Effect Of Anesthesia In Surgery Of Prostate Cancer. For men having prostate cancer surgery, the sort of anesthesia doctors use might make a balance in the odds of the cancer returning, a new study suggests. Researchers found that of nearly 3300 men who underwent prostate cancer surgery, those who were given both general and regional anesthesia had a lower risk of seeing their cancer move along than men who received only general anesthesia. Over a period of 15 years, about 5 percent of men given only general anesthesia had their cancer recur in their bones or other sites, the researchers said.

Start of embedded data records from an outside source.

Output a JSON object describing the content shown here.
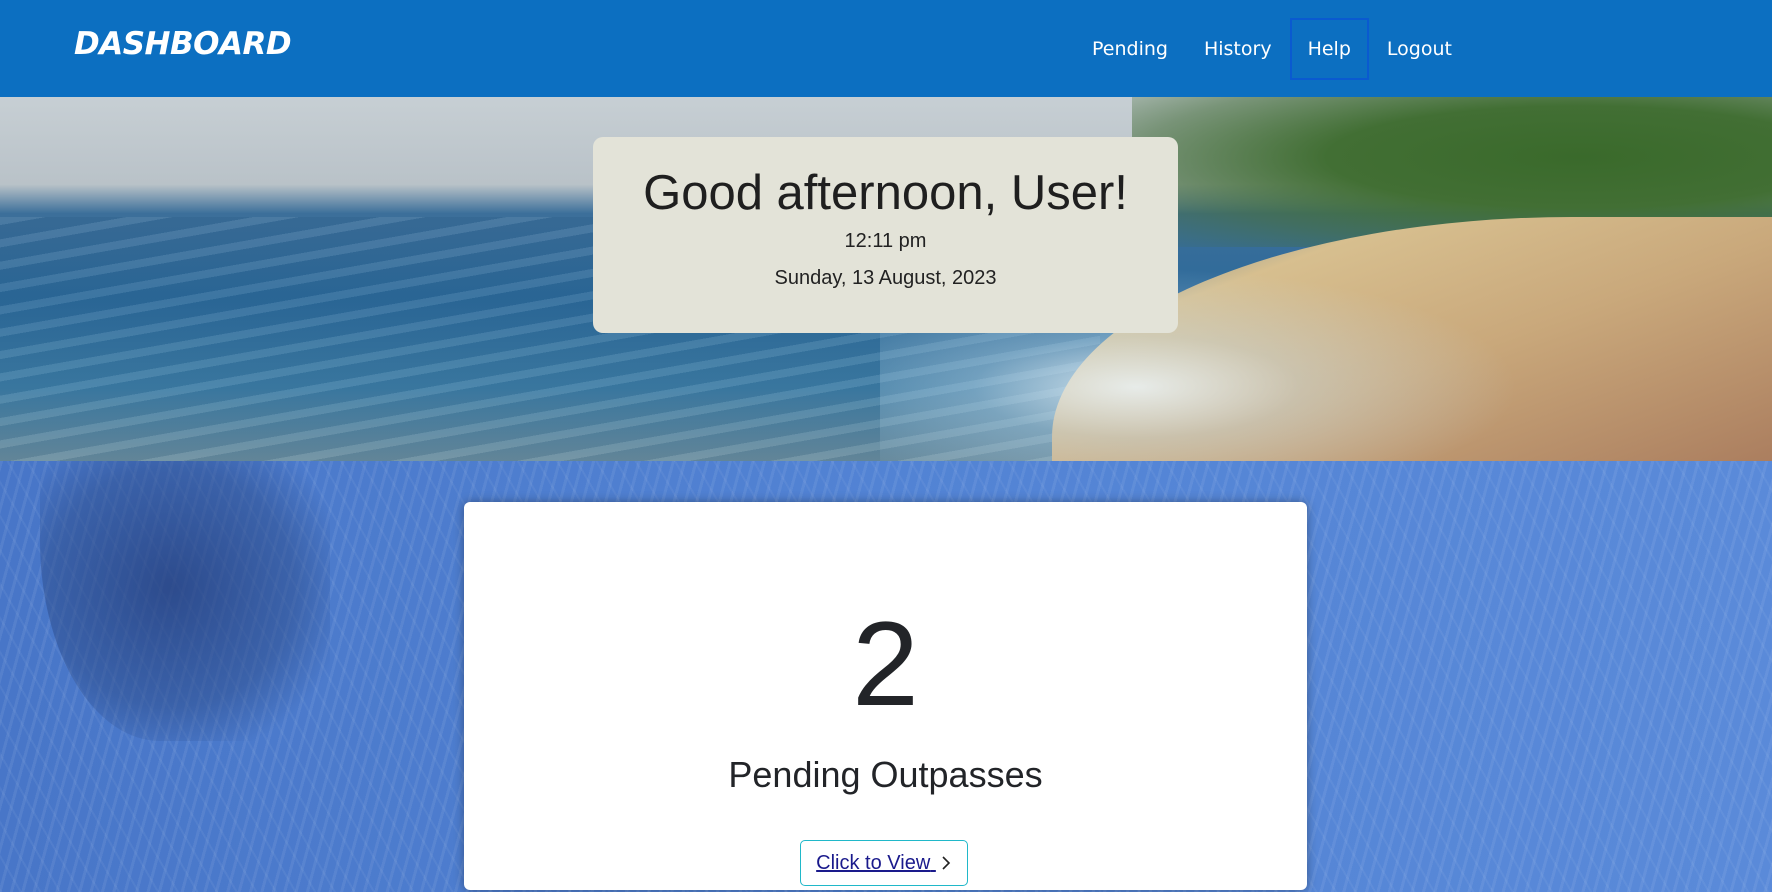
{
  "navbar": {
    "brand": "DASHBOARD",
    "items": [
      {
        "label": "Pending"
      },
      {
        "label": "History"
      },
      {
        "label": "Help"
      },
      {
        "label": "Logout"
      }
    ]
  },
  "greeting_card": {
    "greeting": "Good afternoon, User!",
    "time": "12:11 pm",
    "date": "Sunday, 13 August, 2023"
  },
  "pending_card": {
    "count": "2",
    "label": "Pending Outpasses",
    "button_label": "Click to View",
    "button_icon": "chevron-right-icon"
  }
}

That compared with 3 percent of men who also received regional anesthesia, which typically meant a spinal injection of the analgesic morphine, plus a numbing agent. None of that, however, proves that anesthesia choices later affect a prostate cancer patient’s prognosis. “We can’t conclude from this that it’s cause-and-effect,” said senior researcher Dr Juraj Sprung, an anesthesiologist at the Mayo Clinic in Rochester, Minn.

But one theory is that spinal painkillers – peer the opioid morphine – can make a difference because they curb patients’ need for opioid drugs after surgery. Those post-surgery opioids, which feign the whole body, may decrease the immune system’s effectiveness. That’s potentially important because during prostate cancer surgery, some cancer cells usually dodge into the bloodstream – and a fully functioning immune response might be needed to kill them off. “If you avoid opioids after surgery, you may be increasing your ability to fight off these cancer cells.